Dutchess sailed from Portland, Oregon, 13 June 1945 with troops for Pearl Harbor, then transported men of the IXth Corps, U.S. Army, to San Pedro, Leyte, arriving 15 July. She voyaged to carry troops from San Francisco to Manila between 21 July and 12 September, then sailed in the Philippines in local redeployment of troops. Left San Francisco, 1530, Tuesday, 31 August 1945. Crossed International Date line Wednesday night and had Friday next day, 31 August. Name of ship is U.S.S. Duchess or PA-98. First stop at Marshall, 3 September, at 11 o’clock. Left 2:30 that afternoon arrived Carolinas, 7 September, in morning. Left 8 September. Arrived at Manila Bay 12 September at quarter past nine.

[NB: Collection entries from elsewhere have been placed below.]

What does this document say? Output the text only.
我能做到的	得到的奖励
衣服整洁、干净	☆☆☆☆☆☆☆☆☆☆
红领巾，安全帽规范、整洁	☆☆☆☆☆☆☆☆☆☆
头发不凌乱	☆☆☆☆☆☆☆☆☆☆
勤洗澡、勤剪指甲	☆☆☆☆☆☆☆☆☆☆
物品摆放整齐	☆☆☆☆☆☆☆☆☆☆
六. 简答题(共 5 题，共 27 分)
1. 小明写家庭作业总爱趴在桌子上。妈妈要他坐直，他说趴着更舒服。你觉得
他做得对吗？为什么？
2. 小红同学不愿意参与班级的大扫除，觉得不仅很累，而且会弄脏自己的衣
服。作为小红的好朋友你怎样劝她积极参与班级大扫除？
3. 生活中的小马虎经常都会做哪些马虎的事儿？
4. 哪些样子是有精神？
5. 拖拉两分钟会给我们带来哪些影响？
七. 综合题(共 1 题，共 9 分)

====Operation Magic Carpet====
Dutchess arrived at Wakayama, Japan, 7 October 1945, and landed occupation troops at Nagoya on the 26th and 27th. She was assigned to Operation Magic Carpet and sailed from Nagoya 1 November to embark returning servicemen at Manila and carry them to San Francisco arriving 25 November. A similar voyage was made between 8 December 1945 and 25 January 1946.

===Decommissioning===
Dutchess left San Francisco 1 February for the East Coast, arriving at Norfolk 19 February. She was decommissioned there 4 April 1946 and delivered to the War Shipping Administration the next day for disposal.

===Commercial service===
In 1948, Dutchess was sold to American Export-Isbrandtsen Lines and renamed Excalibur. She was later resold to C. Y. Tung of Hong Kong, reflagged in the Republic of China, and renamed Oriental Jade. She was scrapped in 1974.

==Awards==
Dutchess received one battle star for World War II service.